1955-1958 yılları arasında Rum Ortodoks Kilisesinin veEOKA’nın gerçekleştirdiği şiddet hareketlerini Kıbrıs Rum tarafı dünya kamuoyuna “bağımsızlık” için verilen bir kurtuluş mücadelesi olarak göstermeye çalışıyorlardı. Halbuki şiddet eylemlerinin çoğu İngiliz Yönetiminden ziyade , Kıbrıs Türk halkına yönelikti.
19 Şubat 1959 Zürih ve Londra Anlaşmaları Londra’da; Türkiye, Yunanistan, İngiltere yanında Kıbrıs Türk ve Rum Toplumlarının liderleri tarafından da imzalanır. Ancak bu anlaşmaları imzalamasının ardından 6 Mart 1959’da Kıbrıs gelişinde yapmış olduğu açıklamada Makarios: “Bu anlaşmalar Enosis’e bir sıçrama tahtası olacaktır” diyordu.Benzer şekilde ayni günlerde Yunan Meclisinde 1959 Zürih ve Londra Anlaşmalarını imzaladığı için Yunan Meclisi’nde tenkit edilen Yunanistan Dışişleri Bakanı Averof: “Beyler bir düşününüz bakalım; Enosis’e İngiliz Sömürge Yönetiminden mi yoksa Kıbrıs Cumhuriyeti’nden mi daha kolay gidilir” diye soruya soru ile cevap vererek Rum-Yunan ikilisinin hedeflerin bu anlaşmaları Enosis’e giden yolda bir araç olarak gördüklerini ifade ediyordu.
16 Ağustos 1960’da Lefkoşa’da imzalanan anlaşmalarla 1960 Kıbrıs Cumhuriyeti ilan ediliyordu. Ancak çok kısa bir süre sonra Makarios ; 1960 Anayasası ile Türklere çok haklar verilmiştir diyerek Anayasada yapacakları değişikliklerle Kıbrıs Türk halkını Yunanistan’da, Batı Trakya’daki kardeşlerimiz gibi ‘azınlık’ durumuna düşürmeyi başaramayınca, 21 Aralık 1963 Kanlı Noel saldırılarıyla Akritas Planı uygulamaya konularak 1960 Kıbrıs Cumhuriyeti yıkılır.

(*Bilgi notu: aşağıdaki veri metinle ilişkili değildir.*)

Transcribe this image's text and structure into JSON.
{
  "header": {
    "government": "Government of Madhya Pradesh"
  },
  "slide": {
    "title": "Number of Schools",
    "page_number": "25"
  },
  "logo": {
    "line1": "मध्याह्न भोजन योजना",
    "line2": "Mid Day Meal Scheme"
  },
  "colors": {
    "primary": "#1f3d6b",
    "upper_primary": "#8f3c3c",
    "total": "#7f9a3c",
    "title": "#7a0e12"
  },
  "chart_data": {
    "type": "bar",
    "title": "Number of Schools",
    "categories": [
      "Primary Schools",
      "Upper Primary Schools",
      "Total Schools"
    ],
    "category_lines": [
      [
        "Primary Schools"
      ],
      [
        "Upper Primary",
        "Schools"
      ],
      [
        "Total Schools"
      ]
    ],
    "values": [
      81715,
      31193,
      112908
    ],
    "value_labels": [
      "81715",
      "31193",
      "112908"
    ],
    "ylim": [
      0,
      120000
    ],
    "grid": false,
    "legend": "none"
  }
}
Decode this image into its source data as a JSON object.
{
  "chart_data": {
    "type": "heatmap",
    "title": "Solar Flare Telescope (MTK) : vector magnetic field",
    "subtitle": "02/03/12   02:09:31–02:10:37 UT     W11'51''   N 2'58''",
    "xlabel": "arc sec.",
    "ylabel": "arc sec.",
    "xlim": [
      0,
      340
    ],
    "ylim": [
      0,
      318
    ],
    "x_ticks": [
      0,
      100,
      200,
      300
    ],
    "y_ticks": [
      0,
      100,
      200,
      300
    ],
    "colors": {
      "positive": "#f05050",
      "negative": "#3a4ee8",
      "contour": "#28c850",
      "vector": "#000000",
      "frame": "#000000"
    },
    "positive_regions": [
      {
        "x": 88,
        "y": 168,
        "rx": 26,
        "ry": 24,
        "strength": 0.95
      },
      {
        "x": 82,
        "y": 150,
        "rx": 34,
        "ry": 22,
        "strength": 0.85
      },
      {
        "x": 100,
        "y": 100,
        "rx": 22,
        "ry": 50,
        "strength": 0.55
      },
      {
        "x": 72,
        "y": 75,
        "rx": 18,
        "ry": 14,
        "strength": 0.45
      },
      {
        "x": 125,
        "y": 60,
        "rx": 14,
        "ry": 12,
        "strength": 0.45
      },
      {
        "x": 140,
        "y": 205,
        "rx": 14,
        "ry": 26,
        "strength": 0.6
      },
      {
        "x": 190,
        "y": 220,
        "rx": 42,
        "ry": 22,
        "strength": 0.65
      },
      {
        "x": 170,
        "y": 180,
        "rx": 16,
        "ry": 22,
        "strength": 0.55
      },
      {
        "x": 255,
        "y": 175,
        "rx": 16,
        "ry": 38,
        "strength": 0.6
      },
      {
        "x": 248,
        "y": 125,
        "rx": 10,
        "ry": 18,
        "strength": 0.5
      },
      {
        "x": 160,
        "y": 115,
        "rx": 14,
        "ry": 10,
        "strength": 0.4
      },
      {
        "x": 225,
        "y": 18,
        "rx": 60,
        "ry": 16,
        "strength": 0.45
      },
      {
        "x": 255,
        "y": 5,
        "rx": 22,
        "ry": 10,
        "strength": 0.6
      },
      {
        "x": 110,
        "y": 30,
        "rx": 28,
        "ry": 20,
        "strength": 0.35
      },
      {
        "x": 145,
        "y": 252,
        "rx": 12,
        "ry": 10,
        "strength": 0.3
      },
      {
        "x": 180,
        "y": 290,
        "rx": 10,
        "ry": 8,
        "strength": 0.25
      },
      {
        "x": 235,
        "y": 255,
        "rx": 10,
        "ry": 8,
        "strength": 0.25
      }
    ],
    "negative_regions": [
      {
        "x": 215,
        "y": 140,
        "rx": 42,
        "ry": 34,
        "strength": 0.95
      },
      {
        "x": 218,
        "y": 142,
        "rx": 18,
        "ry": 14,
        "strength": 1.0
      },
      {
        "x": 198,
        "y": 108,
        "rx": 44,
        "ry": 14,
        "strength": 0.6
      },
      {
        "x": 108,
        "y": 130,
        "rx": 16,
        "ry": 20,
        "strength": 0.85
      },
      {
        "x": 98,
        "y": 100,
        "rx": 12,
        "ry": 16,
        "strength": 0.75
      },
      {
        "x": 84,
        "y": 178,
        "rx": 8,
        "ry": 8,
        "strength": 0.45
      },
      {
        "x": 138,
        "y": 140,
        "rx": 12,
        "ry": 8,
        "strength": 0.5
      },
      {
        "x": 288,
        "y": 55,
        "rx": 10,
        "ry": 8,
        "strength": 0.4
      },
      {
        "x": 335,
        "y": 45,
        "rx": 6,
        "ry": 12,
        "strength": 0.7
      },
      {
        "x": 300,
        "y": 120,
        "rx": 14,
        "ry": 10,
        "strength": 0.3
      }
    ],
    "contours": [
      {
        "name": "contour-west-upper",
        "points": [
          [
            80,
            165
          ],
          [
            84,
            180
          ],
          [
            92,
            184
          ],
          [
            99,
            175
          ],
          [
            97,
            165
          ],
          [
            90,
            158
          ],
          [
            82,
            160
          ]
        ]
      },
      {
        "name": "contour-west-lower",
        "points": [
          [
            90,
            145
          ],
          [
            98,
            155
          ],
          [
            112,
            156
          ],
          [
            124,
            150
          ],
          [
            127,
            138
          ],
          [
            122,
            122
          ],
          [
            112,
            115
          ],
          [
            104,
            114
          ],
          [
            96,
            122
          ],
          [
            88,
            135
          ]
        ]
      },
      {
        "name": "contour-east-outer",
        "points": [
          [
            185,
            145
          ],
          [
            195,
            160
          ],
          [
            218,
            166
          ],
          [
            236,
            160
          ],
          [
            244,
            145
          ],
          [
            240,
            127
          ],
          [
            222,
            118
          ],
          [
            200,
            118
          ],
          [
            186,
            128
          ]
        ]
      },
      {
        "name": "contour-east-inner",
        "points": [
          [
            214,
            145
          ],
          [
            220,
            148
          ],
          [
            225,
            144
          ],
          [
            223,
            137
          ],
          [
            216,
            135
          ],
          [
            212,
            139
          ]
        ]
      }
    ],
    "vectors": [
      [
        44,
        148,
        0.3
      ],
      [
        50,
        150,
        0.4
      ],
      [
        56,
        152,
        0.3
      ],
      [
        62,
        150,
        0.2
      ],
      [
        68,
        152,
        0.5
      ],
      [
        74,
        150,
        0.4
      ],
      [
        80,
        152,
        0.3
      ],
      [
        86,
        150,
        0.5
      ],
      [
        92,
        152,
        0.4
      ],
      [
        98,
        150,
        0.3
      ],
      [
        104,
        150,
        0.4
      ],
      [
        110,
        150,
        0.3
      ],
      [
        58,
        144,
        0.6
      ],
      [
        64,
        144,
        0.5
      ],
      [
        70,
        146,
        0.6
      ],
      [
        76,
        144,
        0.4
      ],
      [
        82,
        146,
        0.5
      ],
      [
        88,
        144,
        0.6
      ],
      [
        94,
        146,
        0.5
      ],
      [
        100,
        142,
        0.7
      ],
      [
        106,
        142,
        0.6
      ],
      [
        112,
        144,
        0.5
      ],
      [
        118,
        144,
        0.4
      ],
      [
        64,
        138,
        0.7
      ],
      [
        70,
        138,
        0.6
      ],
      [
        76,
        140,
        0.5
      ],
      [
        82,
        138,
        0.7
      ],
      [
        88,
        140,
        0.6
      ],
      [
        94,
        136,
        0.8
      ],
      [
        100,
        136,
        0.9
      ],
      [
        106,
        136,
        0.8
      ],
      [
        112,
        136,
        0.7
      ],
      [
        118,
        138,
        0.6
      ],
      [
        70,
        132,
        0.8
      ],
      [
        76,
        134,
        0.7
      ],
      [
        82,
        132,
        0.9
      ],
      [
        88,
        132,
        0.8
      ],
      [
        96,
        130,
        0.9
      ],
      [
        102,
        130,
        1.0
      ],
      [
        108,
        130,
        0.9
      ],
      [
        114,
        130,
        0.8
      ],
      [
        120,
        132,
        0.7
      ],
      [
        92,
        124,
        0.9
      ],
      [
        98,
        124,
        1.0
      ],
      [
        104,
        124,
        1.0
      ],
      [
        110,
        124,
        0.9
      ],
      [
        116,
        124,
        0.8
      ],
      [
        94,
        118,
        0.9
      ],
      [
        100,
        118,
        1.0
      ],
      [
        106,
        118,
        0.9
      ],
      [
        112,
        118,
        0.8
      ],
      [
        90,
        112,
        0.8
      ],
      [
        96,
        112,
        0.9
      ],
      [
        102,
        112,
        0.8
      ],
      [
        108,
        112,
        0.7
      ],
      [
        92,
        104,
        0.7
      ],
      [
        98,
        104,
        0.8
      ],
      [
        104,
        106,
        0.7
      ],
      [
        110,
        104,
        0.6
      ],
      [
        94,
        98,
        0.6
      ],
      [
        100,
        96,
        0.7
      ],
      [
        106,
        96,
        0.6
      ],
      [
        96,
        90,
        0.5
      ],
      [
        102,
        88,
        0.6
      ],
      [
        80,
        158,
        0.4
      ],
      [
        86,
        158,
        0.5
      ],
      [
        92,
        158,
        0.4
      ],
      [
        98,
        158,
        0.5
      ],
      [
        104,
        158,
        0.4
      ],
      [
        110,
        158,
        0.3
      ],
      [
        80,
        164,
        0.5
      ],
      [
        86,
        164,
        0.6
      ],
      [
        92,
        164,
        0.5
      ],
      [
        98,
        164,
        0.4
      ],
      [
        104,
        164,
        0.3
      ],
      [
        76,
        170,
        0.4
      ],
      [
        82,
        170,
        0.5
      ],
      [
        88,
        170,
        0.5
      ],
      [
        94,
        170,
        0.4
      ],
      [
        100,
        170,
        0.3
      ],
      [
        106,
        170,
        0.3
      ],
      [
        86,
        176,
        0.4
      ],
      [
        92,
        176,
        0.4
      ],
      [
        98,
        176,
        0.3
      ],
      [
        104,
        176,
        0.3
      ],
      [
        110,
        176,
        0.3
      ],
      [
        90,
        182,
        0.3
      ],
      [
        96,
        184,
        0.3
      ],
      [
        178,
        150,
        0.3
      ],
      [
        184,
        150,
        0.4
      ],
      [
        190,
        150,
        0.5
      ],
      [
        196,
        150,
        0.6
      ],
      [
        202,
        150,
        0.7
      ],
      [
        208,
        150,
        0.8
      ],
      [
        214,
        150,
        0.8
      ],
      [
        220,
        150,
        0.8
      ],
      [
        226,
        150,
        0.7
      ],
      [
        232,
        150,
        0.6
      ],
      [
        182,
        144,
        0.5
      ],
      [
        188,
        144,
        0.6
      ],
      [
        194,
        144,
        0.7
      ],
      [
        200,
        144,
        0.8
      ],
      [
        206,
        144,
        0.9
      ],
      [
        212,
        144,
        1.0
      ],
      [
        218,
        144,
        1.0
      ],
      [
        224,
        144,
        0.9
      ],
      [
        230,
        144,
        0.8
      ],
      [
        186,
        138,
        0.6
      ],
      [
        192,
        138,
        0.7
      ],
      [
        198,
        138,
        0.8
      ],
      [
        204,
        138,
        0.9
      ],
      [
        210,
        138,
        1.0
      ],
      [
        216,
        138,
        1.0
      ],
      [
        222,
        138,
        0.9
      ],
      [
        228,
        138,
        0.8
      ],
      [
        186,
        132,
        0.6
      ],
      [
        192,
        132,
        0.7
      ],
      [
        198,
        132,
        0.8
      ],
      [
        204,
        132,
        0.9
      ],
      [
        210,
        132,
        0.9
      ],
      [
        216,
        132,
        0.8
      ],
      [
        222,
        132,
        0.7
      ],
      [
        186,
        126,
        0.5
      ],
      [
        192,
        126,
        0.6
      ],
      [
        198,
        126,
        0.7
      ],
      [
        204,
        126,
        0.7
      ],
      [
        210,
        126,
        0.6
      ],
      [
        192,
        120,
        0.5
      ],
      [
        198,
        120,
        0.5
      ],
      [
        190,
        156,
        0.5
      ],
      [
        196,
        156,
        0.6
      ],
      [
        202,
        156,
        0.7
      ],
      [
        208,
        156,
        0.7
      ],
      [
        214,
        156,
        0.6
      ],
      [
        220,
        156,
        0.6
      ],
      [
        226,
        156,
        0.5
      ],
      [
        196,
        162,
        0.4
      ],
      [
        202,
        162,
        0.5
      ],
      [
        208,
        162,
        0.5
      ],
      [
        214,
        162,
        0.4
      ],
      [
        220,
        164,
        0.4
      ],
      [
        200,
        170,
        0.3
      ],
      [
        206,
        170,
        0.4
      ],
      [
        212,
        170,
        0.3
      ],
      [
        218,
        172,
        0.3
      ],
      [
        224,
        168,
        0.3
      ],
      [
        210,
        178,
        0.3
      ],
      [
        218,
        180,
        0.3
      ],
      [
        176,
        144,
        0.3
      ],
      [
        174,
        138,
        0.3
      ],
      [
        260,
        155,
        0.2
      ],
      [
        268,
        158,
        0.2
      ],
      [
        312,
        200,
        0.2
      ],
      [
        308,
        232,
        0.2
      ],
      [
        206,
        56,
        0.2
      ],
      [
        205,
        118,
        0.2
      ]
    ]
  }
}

1955-1958 ve 1963-1974 yılları arasında Kıbrıs’ın Yunanistan’a ilhakı girişimleri Kıbrıs Türk halkına karşı uygulanan etnik temizleme girişimleri ve katliamlar 21 Aralık 1963 Kanlı Noel saldırılarıyla ortaya konulan soykırım Planları ancak; Atatürk İlkelerine yürekten bağlı Kıbrıs Türk halkı 11 yıl boyunca TMT etrafında bütünleşerek anavatanına güvenerek verdiği büyük mücadelenin sonunda 20 Temmuz 1974 Barış Harekatı ile durdurulabilmiştir.1974 Barış Harekatı ile Kıbrıs’a barış ve huzur gelmiştir, Kıbrıs’ta çözüm gerçekleşmiştir.15 Kasım 1983’te Kıbrıs Türk halkı self-determinasyon hakkını kullanarak KKTC’ni ilan etmiştir.
Gelinen aşmada hala daha Rum-Yunan ikilisinin Enosis hayallerinin devam ettiğine inanmayanlara inat; EOKA’nın uzantısı olan ELAM yüz kişiyi geçmez diyenlere inat; ELAM yakın geçmişte Rum Meclisi’ne girmeyi başarması yanında daha geçen gün verdiği önerge ile Rum Temsilciler Meclisi’nin 1950 Enosis Plebisiti’nin okullarda kutlanması yönünde 11 Ocak 2017’de aldığı karar son derece düşündürücüdür. Bilindiği gibi Mart 1966’da AKEL’in 11’nci Kurultay’ında alınan Enosis kararları vardır. Yine AKEL’in de desteğiyle Haziran1967’de Rum Meclisinde alınan Enosis alınan Enosis kararları vardır.
Bu kararlar Türk düşmanlığı değil de nedir? Kararlar geri alınsa ne yazar, alınmasa ne yazar? Adamları içlerinde var, söküp atamazsınız!... Bir arada yaşamak mı dediniz?